Gemäß § 406 Abs. 1 Satz 1 ZPO kann ein Sachverständiger aus denselben Gründen, die zur Ablehnung eines Richters berechtigen, abgelehnt werden. Gemäß § 42 ZPO genügt es, dass objektive Umstände gegeben sind, aufgrund deren vom Standpunkt der ablehnenden Partei aus bei vernünftiger Betrachtung die Befürchtung besteht, der Sachverständige stehe der Sache nicht unvoreingenommen gegenüber.

  • „Es kommt nicht darauf an, ob das Gericht (bzw. der Sachverständige, Anm. der Red.) selbst Zweifel an der Unparteilichkeit des Sachverständigen hegt oder ob dieser tatsächlich parteiisch ist oder sich nach Lage der Dinge zumindest darüber hätte bewusst sein können, dass sein Verhalten geeignet sein könnte, Zweifel an seiner Neutralität aufkommen zu lassen.
  • Maßgeblich ist vielmehr, ob für die das Ablehnungsgesuch anbringende Partei der - nicht auf rein subjektiven oder unvernünftigen Vorstellungen beruhende - Anschein einer Voreingenommenheit besteht“, erläuterte das OLG Saarbrücken.

Gebot der Waffengleichheit verletzt

Das hielt das Gericht im konkret entschiedenen Fall für gegeben, weil der Sachverständige  einen Ortstermin in Gegenwart der Beklagtenseite durchgeführt hat, nachdem der Beklagte dem Kläger die Teilnahme verweigert hat.

Durch diesen einseitigen Ortstermin ist der Grundsatz der Parteiöffentlichkeit gem. § 357 ZPO zum Nachteil des Klägers verletzt, der nach § 357 Abs. 1 ZPO auch im Anwaltsprozess ein Recht hatte, selbst neben seinem Prozessbevollmächtigten an der Beweisaufnahme teilzunehmen, monierte das Gericht.

Darf sich nicht der einseitigen Einflussnahme einer Partei aussetzen

Führt ein Sachverständiger zur Vorbereitung seines Gutachtens eine Orts- und Sachbesichtigung in Anwesenheit nur einer der Parteien durch, ohne der anderen die Gelegenheit zur Teilnahme zu geben, so lässt ihn dies als befangen erscheinen. „Dies rechtfertigt sich aus dem Verstoß gegen das Gebot der Waffengleichheit, weil sich der Sachverständige der einseitigen Einflussnahme einer Partei aussetzt.

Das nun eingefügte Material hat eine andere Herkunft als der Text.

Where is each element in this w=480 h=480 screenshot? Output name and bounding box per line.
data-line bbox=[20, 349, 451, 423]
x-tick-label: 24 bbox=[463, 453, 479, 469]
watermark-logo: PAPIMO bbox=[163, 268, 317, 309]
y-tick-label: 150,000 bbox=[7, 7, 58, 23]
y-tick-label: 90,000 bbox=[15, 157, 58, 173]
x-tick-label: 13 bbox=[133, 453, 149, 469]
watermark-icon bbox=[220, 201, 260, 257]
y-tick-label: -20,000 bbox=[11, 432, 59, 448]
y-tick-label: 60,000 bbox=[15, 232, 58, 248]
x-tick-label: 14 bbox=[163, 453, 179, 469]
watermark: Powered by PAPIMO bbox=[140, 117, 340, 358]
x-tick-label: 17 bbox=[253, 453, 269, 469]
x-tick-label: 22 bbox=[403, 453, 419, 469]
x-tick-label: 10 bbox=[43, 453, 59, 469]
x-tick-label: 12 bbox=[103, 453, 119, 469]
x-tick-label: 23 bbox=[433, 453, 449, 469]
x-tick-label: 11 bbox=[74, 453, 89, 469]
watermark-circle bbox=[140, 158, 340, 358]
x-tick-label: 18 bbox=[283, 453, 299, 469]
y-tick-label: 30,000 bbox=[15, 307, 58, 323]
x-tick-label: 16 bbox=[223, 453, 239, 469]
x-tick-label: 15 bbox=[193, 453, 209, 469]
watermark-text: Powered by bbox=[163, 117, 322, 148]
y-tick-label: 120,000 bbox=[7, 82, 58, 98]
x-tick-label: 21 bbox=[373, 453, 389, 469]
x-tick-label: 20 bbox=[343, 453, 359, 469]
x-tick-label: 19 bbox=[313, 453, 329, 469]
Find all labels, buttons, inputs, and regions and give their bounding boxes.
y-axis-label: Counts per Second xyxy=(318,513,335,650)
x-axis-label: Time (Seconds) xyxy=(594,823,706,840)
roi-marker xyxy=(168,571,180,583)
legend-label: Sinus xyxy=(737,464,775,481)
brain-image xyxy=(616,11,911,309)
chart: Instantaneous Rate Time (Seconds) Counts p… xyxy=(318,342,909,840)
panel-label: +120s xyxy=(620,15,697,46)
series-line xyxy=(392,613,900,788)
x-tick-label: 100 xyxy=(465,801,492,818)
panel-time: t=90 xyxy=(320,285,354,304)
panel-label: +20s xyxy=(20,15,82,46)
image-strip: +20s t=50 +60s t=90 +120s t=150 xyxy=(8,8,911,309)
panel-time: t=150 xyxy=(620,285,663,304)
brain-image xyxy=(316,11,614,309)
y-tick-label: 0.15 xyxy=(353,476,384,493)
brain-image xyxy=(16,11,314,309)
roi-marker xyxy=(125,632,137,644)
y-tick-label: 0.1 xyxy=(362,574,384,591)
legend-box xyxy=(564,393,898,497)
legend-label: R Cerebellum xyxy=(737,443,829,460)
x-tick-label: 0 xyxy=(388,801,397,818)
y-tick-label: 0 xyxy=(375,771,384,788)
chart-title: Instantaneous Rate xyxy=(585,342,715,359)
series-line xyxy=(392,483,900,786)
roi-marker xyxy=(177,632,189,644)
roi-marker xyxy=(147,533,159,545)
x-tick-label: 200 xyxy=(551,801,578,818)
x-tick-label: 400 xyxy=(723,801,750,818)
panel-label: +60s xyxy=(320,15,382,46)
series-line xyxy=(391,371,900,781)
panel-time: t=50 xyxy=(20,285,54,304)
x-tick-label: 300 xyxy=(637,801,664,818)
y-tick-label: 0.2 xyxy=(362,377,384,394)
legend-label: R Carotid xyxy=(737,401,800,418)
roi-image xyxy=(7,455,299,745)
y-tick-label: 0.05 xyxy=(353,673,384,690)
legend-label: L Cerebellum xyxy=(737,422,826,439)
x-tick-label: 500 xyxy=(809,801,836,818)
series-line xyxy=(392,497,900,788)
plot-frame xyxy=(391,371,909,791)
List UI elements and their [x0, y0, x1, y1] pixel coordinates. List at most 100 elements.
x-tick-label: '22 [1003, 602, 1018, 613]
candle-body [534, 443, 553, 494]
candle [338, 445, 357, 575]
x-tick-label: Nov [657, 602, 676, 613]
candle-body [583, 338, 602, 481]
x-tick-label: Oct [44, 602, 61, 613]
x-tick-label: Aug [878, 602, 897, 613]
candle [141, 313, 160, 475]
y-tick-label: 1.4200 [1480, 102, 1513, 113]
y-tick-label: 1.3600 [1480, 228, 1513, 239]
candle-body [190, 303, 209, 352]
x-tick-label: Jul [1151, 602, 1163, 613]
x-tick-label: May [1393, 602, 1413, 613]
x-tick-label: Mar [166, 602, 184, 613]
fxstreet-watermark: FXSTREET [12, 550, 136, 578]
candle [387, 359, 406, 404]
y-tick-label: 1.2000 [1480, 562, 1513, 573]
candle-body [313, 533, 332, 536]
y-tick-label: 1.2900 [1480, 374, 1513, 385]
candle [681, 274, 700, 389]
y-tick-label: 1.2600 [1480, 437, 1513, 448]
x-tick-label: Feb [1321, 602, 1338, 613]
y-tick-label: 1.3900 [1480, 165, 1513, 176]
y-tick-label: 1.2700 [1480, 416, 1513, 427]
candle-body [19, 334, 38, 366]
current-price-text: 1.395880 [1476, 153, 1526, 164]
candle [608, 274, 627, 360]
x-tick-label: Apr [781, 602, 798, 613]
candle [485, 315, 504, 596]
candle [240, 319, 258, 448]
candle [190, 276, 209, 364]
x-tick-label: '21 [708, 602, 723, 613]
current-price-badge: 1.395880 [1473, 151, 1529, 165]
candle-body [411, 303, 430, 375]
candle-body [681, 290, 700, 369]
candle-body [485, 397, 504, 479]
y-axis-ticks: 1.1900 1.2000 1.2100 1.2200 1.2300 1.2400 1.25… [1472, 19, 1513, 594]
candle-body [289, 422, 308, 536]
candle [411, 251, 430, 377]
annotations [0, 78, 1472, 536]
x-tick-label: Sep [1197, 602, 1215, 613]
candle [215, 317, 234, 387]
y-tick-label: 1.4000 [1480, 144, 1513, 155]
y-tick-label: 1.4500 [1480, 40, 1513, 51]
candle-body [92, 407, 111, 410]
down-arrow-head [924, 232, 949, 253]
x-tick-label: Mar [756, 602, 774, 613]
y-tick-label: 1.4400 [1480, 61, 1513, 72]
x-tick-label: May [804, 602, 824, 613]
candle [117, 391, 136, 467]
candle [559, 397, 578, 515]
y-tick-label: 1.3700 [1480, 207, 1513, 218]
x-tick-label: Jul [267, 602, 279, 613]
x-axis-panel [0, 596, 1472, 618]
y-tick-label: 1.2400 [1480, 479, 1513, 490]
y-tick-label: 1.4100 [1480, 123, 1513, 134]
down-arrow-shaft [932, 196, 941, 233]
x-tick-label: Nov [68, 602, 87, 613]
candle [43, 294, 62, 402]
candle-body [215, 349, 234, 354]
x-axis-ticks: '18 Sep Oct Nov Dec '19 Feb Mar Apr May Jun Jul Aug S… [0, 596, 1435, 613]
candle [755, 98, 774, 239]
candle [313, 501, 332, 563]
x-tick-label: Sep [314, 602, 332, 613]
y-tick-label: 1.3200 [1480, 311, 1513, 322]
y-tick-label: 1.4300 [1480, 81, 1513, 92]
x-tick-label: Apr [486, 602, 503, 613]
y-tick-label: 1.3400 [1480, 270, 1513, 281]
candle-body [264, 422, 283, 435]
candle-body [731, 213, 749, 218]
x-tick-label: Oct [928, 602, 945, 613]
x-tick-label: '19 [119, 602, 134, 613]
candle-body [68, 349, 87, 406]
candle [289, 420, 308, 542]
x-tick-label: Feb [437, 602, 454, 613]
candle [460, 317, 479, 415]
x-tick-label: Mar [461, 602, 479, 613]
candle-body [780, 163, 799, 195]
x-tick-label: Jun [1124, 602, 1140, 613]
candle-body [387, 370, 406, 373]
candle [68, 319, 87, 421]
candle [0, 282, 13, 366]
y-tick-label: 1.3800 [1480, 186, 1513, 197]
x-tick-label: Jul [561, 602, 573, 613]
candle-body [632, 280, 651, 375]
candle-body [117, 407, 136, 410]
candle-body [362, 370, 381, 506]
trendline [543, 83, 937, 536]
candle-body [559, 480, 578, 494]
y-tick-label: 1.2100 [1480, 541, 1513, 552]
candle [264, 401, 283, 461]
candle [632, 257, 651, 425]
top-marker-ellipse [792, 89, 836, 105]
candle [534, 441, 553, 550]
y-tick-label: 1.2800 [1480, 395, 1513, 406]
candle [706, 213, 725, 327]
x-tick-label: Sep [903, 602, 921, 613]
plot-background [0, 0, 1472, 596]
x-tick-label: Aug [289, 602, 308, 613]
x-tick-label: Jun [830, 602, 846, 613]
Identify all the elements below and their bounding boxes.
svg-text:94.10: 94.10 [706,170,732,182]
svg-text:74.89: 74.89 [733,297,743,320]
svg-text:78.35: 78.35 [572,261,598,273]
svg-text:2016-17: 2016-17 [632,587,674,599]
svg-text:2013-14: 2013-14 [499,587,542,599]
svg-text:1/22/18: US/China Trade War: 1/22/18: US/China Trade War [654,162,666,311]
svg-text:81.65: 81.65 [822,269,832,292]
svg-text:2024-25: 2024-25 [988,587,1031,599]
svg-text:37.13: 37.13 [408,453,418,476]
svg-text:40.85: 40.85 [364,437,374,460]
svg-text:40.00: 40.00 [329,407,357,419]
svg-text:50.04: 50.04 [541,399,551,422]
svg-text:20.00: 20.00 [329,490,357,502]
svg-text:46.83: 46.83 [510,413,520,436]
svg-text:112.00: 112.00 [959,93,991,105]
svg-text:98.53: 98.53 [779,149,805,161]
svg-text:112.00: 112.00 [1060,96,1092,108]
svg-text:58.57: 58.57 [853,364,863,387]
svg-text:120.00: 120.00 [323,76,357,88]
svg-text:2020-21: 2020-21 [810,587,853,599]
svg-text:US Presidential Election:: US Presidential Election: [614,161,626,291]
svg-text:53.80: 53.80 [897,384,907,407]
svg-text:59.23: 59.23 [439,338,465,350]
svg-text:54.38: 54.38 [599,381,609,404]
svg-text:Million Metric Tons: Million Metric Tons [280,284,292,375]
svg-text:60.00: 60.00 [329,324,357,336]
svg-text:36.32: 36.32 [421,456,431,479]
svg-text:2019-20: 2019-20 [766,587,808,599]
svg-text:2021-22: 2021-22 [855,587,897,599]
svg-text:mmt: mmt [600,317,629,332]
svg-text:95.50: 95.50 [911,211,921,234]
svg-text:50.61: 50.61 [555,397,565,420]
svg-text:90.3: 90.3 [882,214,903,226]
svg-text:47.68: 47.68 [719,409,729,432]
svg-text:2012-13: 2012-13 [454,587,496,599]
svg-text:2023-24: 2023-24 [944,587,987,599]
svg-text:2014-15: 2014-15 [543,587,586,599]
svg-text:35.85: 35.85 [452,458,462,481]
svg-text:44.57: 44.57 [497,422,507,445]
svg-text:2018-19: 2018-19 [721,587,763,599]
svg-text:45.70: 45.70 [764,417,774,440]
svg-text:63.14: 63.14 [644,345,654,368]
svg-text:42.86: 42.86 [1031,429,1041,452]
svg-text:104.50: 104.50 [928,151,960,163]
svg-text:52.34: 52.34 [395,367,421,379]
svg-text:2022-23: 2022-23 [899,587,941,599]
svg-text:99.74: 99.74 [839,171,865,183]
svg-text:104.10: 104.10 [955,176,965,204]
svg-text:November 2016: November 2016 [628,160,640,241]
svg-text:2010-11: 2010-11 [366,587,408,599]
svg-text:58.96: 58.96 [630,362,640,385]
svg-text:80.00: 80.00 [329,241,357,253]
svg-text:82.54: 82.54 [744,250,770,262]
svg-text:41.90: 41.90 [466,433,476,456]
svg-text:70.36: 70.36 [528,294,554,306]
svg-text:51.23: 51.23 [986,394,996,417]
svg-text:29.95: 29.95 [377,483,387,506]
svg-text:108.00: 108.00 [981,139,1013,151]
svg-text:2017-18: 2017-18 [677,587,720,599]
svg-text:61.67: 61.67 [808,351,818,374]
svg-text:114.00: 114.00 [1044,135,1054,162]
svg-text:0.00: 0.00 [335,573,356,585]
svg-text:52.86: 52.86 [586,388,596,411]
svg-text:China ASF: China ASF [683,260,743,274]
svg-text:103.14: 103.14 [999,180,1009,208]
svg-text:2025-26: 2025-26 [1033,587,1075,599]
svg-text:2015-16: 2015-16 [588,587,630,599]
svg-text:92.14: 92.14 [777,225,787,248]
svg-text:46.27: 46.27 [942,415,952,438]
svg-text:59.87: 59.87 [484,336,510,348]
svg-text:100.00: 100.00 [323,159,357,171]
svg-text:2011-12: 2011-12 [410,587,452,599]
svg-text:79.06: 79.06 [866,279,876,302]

Eine verständige Partei darf in der Folge mutmaßen, dass hierbei auch ein - für sie nach Inhalt und Umfang nicht zu überblickender - Informations- und Meinungsaustausch über das streitige Rechtsverhältnis stattgefunden hat“, betonte das Gericht. Dies sei aus Sicht eines unbefangenen Dritten geeignet, Zweifel an der Unvoreingenommenheit des Sachverständigen zu begründen.

Mauscheleien nicht ausgeschlossen
Die Parteien müssen sich darauf verlassen können, dass der Sachverständige in seinem Ergebnis noch nicht festgelegt ist, solange die Parteien ihr Fragerecht noch nicht ausgeübt haben und die Begutachtung nicht abgeschlossen ist. Auch die Möglichkeit, die anlässlich des Ortstermins getroffenen Feststellungen zu wiederholen, vermag das dann begründete Misstrauen der benachteiligten Partei nicht auszuräumen.

Anschließende "Beichte" des Sachverständigen rettet ihn nicht

Das gilt selbst dann, wenn der Sachverständige das beanstandete Geschehen nachträglich aus freien Stücken offen gelegt hat. Da sich die Besorgnis der Befangenheit neben der zu befürchtenden Festlegung hinsichtlich des Ergebnisses der Begutachtung gerade aus dem - von der abwesenden Partei in seiner Dimension nicht einzuschätzenden - Austausch des Sachverständigen mit der gegnerischen Partei ergibt, lassen sich die begründeten Zweifel an der Unparteilichkeit des Sachverständigen, der diese Situation veranlasst hat, nicht mehr beseitigen.

(OLG Saarbrücken, Beschluss vom 8.7.2013, 5 W 64/13).